Education is Life Itself

One classroom. One teacher. An average of 30 students per class. Deadlines. Curriculum. Pacing guides. Formal exams. Gaps. Grades and report cards. Add to that, the expectation that students must learn, “How to learn” in contrast to “What to learn” and you will capture the dual thought process existing in many teachers’ minds daily. Most teachers want an environment where their students can explore knowledge of self and the world around them, but struggle with where to start, or what to include as far as character development and life preparedness entails. Perhaps the quote below helps capture the mindset in which a teacher must have to execute that ideal environment.
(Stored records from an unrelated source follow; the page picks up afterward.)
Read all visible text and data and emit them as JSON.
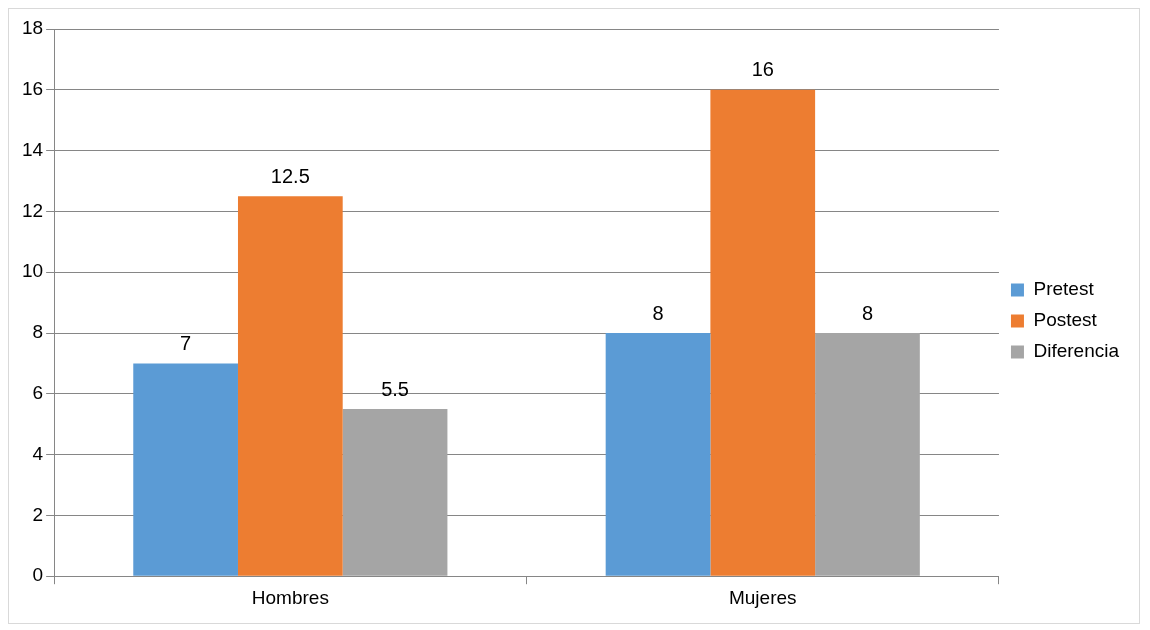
{
  "chart_data": {
    "type": "bar",
    "categories": [
      "Hombres",
      "Mujeres"
    ],
    "series": [
      {
        "name": "Pretest",
        "color": "#5b9bd5",
        "values": [
          7,
          8
        ]
      },
      {
        "name": "Postest",
        "color": "#ed7d31",
        "values": [
          12.5,
          16
        ]
      },
      {
        "name": "Diferencia",
        "color": "#a5a5a5",
        "values": [
          5.5,
          8
        ]
      }
    ],
    "ylim": [
      0,
      18
    ],
    "yticks": [
      0,
      2,
      4,
      6,
      8,
      10,
      12,
      14,
      16,
      18
    ],
    "grid": "y",
    "legend": "right",
    "data_labels": true
  }
}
“Education is a social process. Education is growth. Education is not a preparation for life; education is life itself.” – John Dewey

American Philosopher and Educator, John Dewey, eliminates the premise that “educating” is a separate process from “living.” He insists that Education is Life. This singular thought process may be the mindset teachers need in order to create an environment where students are using life-ready skills within the classroom on a daily basis. So where should a teacher start? There are several strategies, but the point is to get started! And the best thing is that it’s never too late to begin!
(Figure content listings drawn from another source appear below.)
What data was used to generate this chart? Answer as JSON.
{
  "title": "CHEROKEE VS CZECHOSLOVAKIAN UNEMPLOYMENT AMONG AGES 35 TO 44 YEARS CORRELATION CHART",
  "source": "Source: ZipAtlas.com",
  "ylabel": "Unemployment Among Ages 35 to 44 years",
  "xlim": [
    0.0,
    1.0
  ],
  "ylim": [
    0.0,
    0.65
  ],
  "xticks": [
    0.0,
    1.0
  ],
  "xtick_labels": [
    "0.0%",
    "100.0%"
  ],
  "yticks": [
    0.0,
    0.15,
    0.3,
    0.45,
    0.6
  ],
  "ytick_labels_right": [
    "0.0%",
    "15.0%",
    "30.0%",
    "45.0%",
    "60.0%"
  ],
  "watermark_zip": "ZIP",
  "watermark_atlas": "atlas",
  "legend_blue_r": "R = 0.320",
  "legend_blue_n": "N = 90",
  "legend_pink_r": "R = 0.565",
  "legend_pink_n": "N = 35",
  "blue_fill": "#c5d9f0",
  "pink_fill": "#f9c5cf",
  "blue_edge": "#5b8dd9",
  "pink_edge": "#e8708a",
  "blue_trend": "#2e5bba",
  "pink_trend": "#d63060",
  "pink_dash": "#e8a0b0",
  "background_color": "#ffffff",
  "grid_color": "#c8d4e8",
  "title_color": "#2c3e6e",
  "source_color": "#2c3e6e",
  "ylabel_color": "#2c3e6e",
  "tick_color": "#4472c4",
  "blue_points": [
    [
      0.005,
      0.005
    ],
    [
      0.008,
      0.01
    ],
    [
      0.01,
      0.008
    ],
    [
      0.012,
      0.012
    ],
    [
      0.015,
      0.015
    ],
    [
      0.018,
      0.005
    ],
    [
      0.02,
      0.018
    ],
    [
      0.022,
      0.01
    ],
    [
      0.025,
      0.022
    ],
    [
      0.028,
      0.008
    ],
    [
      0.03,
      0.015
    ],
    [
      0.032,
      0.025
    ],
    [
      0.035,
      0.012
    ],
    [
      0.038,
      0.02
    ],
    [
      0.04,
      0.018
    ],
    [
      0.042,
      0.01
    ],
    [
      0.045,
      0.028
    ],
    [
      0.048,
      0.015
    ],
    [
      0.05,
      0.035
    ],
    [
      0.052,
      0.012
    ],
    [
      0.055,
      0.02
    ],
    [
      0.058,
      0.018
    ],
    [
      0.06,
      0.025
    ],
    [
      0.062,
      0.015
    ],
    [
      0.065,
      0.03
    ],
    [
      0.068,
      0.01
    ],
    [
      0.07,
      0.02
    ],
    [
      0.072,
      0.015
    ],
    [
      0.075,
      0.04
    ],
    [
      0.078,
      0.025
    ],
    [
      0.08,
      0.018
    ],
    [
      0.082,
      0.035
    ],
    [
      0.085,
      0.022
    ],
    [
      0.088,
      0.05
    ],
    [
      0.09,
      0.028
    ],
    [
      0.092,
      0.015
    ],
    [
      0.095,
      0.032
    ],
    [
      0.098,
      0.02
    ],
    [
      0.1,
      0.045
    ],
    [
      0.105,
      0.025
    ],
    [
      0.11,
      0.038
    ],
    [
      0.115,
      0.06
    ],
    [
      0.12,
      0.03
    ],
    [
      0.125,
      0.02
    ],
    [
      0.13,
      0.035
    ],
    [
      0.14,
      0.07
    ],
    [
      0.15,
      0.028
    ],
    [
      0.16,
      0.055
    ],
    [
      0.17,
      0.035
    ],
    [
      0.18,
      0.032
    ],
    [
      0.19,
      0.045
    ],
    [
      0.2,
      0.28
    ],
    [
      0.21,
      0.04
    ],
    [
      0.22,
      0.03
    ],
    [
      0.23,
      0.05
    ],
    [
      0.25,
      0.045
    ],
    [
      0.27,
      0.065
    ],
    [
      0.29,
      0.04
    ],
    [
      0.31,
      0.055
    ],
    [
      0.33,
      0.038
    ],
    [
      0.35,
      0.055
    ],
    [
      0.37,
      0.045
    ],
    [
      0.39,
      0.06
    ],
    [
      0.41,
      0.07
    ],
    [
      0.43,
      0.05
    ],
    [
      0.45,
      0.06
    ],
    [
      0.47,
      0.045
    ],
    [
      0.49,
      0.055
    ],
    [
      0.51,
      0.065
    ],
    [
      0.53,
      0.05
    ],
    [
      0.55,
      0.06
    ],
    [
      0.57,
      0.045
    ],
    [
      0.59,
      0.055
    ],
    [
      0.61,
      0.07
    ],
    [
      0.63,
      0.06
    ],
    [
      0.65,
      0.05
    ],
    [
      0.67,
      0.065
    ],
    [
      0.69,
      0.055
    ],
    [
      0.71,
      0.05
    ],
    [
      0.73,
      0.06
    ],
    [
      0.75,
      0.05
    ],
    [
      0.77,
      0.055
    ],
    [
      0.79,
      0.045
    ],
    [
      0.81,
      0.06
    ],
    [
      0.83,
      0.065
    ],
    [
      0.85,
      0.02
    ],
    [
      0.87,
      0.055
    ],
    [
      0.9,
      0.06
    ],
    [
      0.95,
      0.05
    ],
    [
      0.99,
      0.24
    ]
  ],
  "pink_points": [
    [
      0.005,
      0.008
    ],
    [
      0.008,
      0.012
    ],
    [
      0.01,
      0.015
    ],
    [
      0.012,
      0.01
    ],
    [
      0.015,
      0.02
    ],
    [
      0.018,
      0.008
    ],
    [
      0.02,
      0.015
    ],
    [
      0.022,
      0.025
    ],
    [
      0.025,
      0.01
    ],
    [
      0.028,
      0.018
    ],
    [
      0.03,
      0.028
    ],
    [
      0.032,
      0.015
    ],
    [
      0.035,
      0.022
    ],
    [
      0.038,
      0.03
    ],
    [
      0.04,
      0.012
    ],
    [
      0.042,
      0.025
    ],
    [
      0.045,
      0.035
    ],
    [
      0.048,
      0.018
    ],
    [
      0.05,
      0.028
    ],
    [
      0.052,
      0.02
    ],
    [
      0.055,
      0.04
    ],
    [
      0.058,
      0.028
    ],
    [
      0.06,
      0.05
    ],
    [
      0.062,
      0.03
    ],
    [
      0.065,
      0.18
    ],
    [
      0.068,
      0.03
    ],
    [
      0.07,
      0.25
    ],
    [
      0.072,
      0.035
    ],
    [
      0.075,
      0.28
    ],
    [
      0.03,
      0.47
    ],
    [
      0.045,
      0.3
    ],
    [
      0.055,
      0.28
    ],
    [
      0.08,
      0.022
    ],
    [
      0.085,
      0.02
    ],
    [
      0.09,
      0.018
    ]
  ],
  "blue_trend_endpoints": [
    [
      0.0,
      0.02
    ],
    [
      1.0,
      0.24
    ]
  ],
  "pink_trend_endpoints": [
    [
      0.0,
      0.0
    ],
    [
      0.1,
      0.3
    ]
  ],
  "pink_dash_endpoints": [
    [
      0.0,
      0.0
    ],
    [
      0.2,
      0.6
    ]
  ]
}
From exposing students to the idea of being autonomous and exploring ways for students to exercise Professional Ethics and Critical Thinking, there is no order in which students should be working on Life Readiness skills. The power comes in the process, of acquiring these skills. Designing spaces in your classroom for students to collaborate and openly and honestly communicate can be an impactful way to induce Creativity. Creation gives students an opportunity to dig into internal attributes and talents and build confidence in abilities. Create opportunities for Critical Thinking for your students by asking questions or do activities that require a more in-depth level reflection about the topic. Use topics about Theories, Hypothesis, and controversial historical events to promote a Growth Mindset within your students.

There is no order in which students should be working on life-ready skills. The power comes in the process of acquiring these skills.
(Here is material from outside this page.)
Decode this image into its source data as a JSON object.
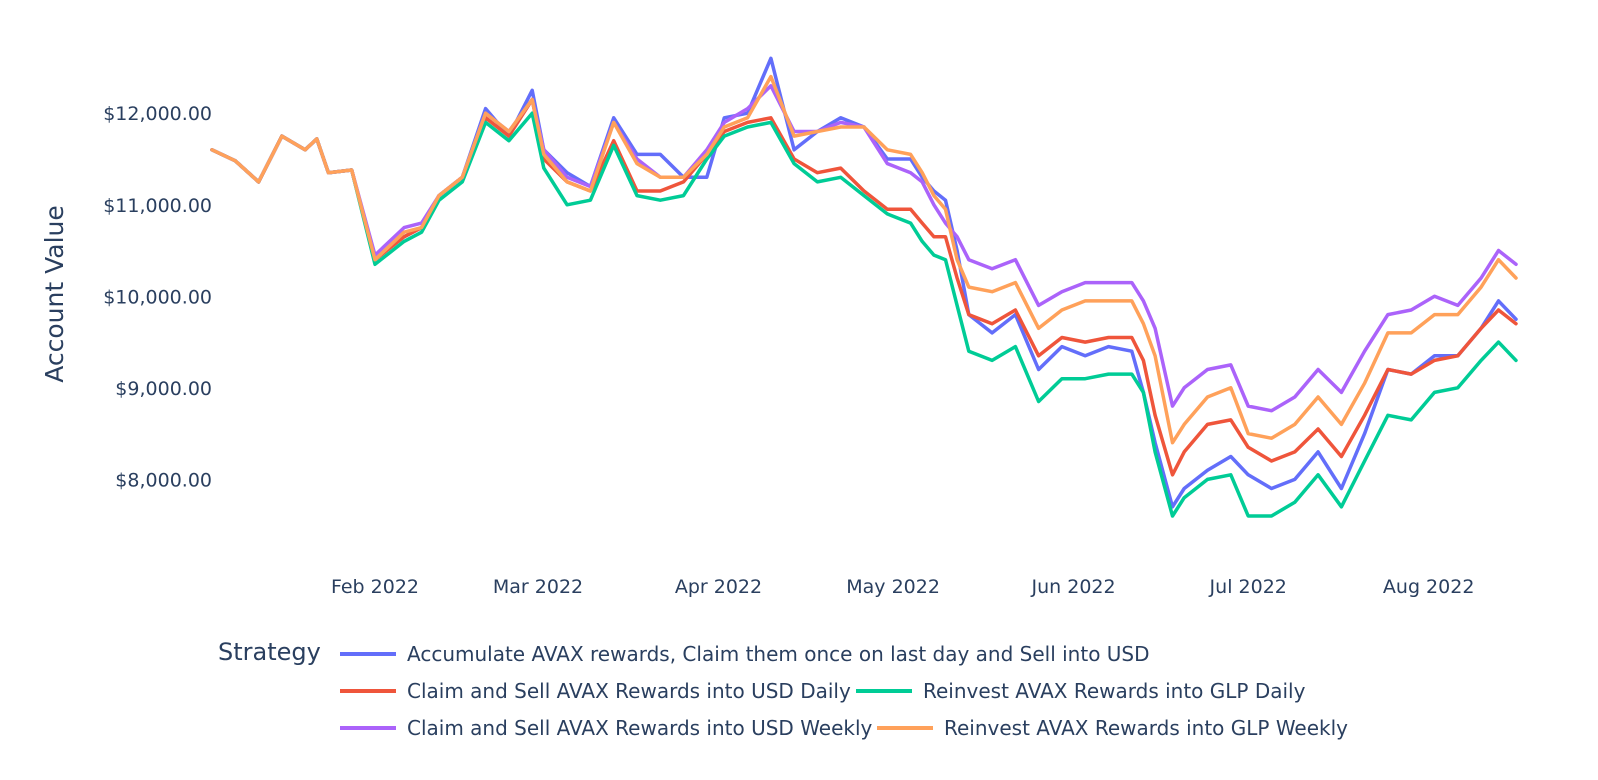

Making these adjustments in your class and letting go of the mindset that you must “control” your class also provides teachers with an opportunity to fine-tune their own Life Ready Skills and become facilitators of discovery who guide learning. This paradigm shift can create a wave that students can catch and ride into careers, entrepreneurship, and beyond. Building systems where students can use these skills daily changes the way education is viewed and experienced by students. It begins with the teachers. If you create an environment to practice, success is inevitable!